Photos: Thessaloniki police foreigners department
The Thessaloniki police have broken up a trafficking channel of immigrants, headed by a Bulgarian citizen and apprehended him as well as five other members of the criminal group, namely four Bulgarians and two Turks aged between 25 and 37 years. The charges against them include participation in a criminal organization, human trafficking for profit, which puts at risk the lives of people and violation of the law on weapons. The pre-trial proceedings indicate that the group involve at least one more trafficker who is facing the same charges.
According to the official police announcement, on 1 September in the morning the police foreigners department stopped a car and truck moving in that order on the Egnatia highway to Thessaloniki.
The inspection of the truck found 103 foreigners, 19 of whom children. The Greek media indicate that they were refugees from Syria who illegally crossed the Greek-Turkish border in Evros earlier the same day. They had no documents with them.
Having illegally entered the Greek territory, the refugees immediately got into the truck, which was to transport them to Thessaloniki. During the investigation the police established that all refugees had to pay the sum of 2,000 euro, i.e. the members of the criminal group would have earned earn more than 200,000 euro from the actual transportation.

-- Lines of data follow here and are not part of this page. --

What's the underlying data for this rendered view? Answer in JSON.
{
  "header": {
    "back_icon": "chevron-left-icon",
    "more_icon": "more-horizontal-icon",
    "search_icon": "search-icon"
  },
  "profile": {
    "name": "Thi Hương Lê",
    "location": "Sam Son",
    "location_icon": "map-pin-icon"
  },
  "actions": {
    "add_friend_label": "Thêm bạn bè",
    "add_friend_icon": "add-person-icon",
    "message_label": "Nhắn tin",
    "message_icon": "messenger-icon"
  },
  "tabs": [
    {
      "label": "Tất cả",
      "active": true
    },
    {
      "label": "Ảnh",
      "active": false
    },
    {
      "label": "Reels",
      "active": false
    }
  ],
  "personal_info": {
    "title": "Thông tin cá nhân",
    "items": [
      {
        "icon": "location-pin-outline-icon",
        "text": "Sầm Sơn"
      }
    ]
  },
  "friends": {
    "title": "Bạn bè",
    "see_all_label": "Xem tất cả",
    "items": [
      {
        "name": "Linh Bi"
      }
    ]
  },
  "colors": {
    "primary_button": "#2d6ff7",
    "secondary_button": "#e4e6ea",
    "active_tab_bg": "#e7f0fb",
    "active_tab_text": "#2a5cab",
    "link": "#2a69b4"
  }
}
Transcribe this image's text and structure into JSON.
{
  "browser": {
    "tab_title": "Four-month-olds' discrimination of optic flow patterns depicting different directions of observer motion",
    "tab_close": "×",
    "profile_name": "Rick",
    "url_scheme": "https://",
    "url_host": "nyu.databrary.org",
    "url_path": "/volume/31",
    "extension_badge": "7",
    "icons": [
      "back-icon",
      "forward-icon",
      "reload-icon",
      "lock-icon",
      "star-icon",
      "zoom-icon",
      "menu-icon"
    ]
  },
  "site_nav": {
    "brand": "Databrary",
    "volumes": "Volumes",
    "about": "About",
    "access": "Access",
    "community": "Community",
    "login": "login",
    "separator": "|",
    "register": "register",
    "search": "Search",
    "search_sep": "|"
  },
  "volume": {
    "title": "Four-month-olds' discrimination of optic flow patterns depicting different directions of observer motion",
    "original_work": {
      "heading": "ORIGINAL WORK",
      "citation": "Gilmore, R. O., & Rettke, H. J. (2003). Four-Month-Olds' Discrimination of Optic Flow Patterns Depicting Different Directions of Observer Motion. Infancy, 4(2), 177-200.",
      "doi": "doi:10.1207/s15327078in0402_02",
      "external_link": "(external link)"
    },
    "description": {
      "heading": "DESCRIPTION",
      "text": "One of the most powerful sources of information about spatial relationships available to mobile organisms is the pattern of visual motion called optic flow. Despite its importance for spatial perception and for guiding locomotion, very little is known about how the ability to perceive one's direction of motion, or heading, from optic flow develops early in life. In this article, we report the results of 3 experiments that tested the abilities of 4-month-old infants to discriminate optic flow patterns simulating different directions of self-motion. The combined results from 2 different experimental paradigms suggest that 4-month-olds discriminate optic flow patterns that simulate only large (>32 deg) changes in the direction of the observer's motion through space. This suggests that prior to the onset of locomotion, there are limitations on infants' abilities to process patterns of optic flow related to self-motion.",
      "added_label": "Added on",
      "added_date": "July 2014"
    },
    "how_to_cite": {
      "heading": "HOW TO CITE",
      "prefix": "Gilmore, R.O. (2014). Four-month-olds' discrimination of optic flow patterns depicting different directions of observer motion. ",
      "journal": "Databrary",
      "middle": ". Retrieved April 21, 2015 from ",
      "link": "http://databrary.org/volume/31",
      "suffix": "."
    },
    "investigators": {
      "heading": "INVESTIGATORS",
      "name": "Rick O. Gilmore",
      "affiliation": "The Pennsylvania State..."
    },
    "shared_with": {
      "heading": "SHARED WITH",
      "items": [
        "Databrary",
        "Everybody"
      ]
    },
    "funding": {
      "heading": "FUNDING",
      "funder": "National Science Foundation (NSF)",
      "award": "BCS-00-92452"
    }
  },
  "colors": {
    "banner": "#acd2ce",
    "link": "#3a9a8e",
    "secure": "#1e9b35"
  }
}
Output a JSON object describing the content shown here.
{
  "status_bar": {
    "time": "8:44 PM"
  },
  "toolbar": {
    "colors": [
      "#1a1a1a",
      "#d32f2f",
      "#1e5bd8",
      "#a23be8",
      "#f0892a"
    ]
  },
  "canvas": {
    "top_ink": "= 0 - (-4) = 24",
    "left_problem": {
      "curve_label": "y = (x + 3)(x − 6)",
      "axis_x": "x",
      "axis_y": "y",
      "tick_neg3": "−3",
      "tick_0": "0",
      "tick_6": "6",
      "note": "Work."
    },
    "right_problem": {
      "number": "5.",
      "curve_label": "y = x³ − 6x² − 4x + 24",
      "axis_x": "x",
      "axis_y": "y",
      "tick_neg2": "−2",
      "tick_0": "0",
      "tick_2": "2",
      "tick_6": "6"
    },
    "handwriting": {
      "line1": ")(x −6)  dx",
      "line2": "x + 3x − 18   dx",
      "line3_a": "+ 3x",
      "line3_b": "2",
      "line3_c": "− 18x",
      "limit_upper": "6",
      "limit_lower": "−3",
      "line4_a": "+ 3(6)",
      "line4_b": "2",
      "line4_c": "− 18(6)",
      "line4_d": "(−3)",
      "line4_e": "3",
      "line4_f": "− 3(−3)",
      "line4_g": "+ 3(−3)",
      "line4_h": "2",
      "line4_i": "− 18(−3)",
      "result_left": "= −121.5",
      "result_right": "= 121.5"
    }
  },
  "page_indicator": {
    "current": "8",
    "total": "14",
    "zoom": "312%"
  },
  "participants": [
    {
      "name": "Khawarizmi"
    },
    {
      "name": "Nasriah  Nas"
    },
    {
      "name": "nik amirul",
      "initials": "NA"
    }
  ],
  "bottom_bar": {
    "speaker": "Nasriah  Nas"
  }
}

In addition, the police found a sword in the car and seized it along with the documents of the truck, and the sum of 130 euro, which is considered to have been received within the course of the criminal activity in question.
Having arrived in Thessaloniki, the refugees would have supposedly moved to the border with Macedonia and from there to one of the countries of Central and Northern Europe.
It is worth noting that the capture of Bulgarian citizens in Greece on charges of immigrant trafficking is far from an isolated case. GRReporter's sources indicate that in Komotini prison alone there are 50 Bulgarians charged with, or convicted for, similar offences.
Four other Bulgarians were apprehended in Austria and Hungary at the end of last week, as 71 refugees had suffocated in their truck. The local police detained them and they faced the prosecutor. The Austrian newspaper Der Standart published an interview with one of the traffickers. Asked by the Austrian daily, "How many people are involved in human trafficking?" he stated that it was difficult to say but about 200 criminal groups could be identified in Greece alone.